Potential for Reagent Consumption Reduction and Flotation Yield Enhancement Through In-Situ Picobubble Generation

Evidence is presented which illustrates that subjecting coal flotation feed to ultrasonic radiation can result in yield improvements of the order of 15%. The effect is most marked with coals containing large amounts of material in the - 0.05 mm size range. This type of size distribution is common in classifying cyclone overflow material. The technique is likely to be most beneficial with poorly floating coals.

The effect results in reductions in the necessary reagent addition (frother and collector) to achieve a given yield. Some evidence is presented which leads to the tentative conclusion that such treatment also results in lower product ashes without any significant reduction in yield.

The mechanism by which this yield improvement comes about results from the passage of compression waves through the slurry. These compression waves produce local pressure fluctuations, which, in turn, determine the local solubility of dissolved gases within the liquid. As the liquid experiences a low pressure perturbation, the local value of the solubility decreases resulting in the precipitation of extremely small bubbles referred to as picobubbles.
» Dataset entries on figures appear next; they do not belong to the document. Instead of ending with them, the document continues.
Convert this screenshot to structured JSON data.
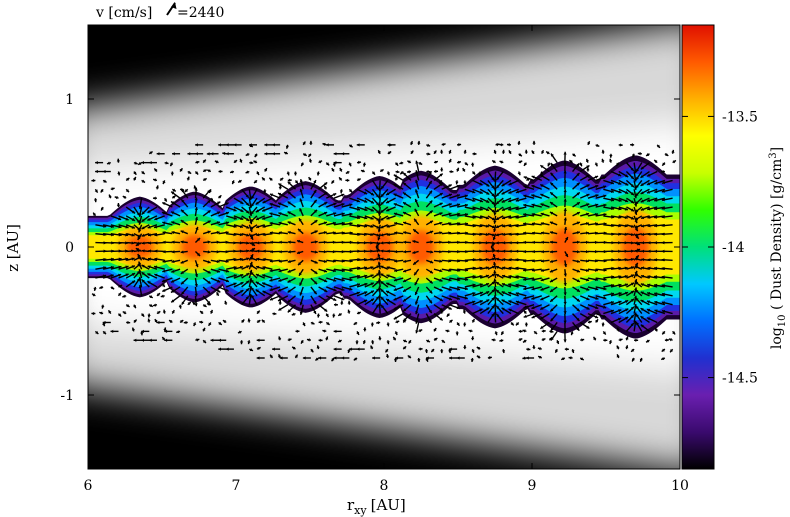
{
  "chart_data": {
    "type": "heatmap",
    "title": "",
    "velocity_key": {
      "label": "v [cm/s]",
      "value_text": "=2440",
      "value": 2440
    },
    "xlabel_main": "r",
    "xlabel_sub": "xy",
    "xlabel_unit": "[AU]",
    "ylabel": "z [AU]",
    "xlim": [
      6,
      10
    ],
    "ylim": [
      -1.5,
      1.5
    ],
    "x_ticks": [
      "6",
      "7",
      "8",
      "9",
      "10"
    ],
    "y_ticks": [
      "1",
      "0",
      "-1"
    ],
    "colorbar": {
      "label_prefix": "log",
      "label_sub": "10",
      "label_mid": " ( Dust Density) [g/cm",
      "label_sup": "3",
      "label_end": "]",
      "range": [
        -14.85,
        -13.15
      ],
      "ticks": [
        "-13.5",
        "-14",
        "-14.5"
      ],
      "colors": [
        "#000000",
        "#3a0a6e",
        "#6a1fb0",
        "#2030d0",
        "#0070ff",
        "#00c8ff",
        "#00e07a",
        "#30ff00",
        "#c8ff00",
        "#ffff00",
        "#ffb000",
        "#ff5a00",
        "#e01000"
      ]
    },
    "background": {
      "description_colors": [
        "#000000",
        "#ffffff"
      ]
    },
    "dust_layer": {
      "centers_r": [
        6.35,
        6.72,
        7.1,
        7.47,
        7.97,
        8.25,
        8.75,
        9.22,
        9.7
      ],
      "peak_log_density": [
        -13.25,
        -13.35,
        -13.35,
        -13.3,
        -13.3,
        -13.35,
        -13.3,
        -13.3,
        -13.3
      ],
      "half_thickness_max": 0.55,
      "half_thickness_min": 0.22
    }
  }
}
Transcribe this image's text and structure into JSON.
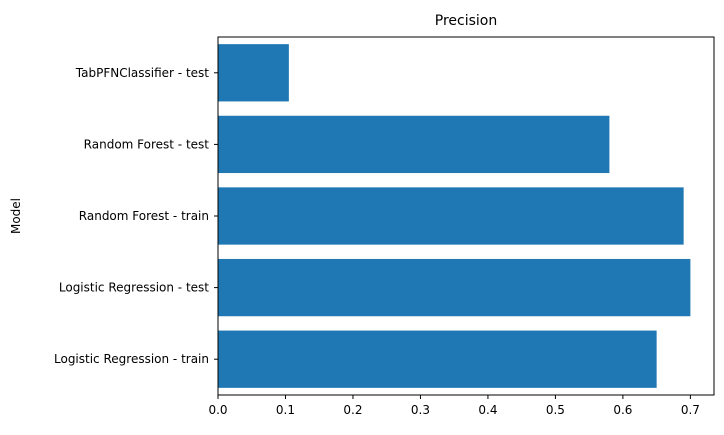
{
  "chart_data": {
    "type": "bar",
    "orientation": "horizontal",
    "title": "Precision",
    "xlabel": "",
    "ylabel": "Model",
    "categories": [
      "Logistic Regression - train",
      "Logistic Regression - test",
      "Random Forest - train",
      "Random Forest - test",
      "TabPFNClassifier - test"
    ],
    "values": [
      0.65,
      0.7,
      0.69,
      0.58,
      0.105
    ],
    "xlim": [
      0,
      0.735
    ],
    "xticks": [
      "0.0",
      "0.1",
      "0.2",
      "0.3",
      "0.4",
      "0.5",
      "0.6",
      "0.7"
    ],
    "grid": false,
    "legend": "none",
    "bar_color": "#1f77b4"
  }
}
These picobubbles are believed to be of the order of 0.03 mm in diameter. These bubbles are therefore an order of magnitude finer than the ~0.5 mm bubbles produced in many of the new flotation technologies. The thermodynamics of the system dictate that the stability of these picobubbles is enhanced by the presence of the hydrophobic coal particles so that adherence is promoted. This adherence promotes the subsequent adherence of the larger bubbles normally encountered in a commercial flotation cell.

In the present work, picobubble precipitation has been effected through the use of acoustic power but experimental evidence is presented which suggests that this can be achieved more efficiently and very cheaply with the aid of a properly designed orifice plate type generator. It is considered that the implementation of such a measure could readily be evaluated at plant scale. A successful outcome could result in significant cost savings in terms of reagent consumption in flotation plants. It is recommended that consideration be given to conducting an appropriate trial.

An unanticipated observation was that the application of acoustic power resulted in a significant decrease in the stability of froth concentrates. This finding could have application in the treatment of plant water streams containing high residual frother concentrations.

In conclusion:

• Ultrasonic treatment of fine coal flotation feeds can lead to 15% yield increase.
• The effect is most appropriate for the treatment of -0.05 mm material in dilute suspension, ie. classifying cyclone overflow streams.
• Implementation of this technology leads to reduced collector and frother requirements.
• The use of an orifice cavitation plate is superior to an acoustic transducer.
• Implementation costs are likely to be low.
• ?Acoustic treatment should have benefits with respect to the control of residual frothing reagents in plant water streams.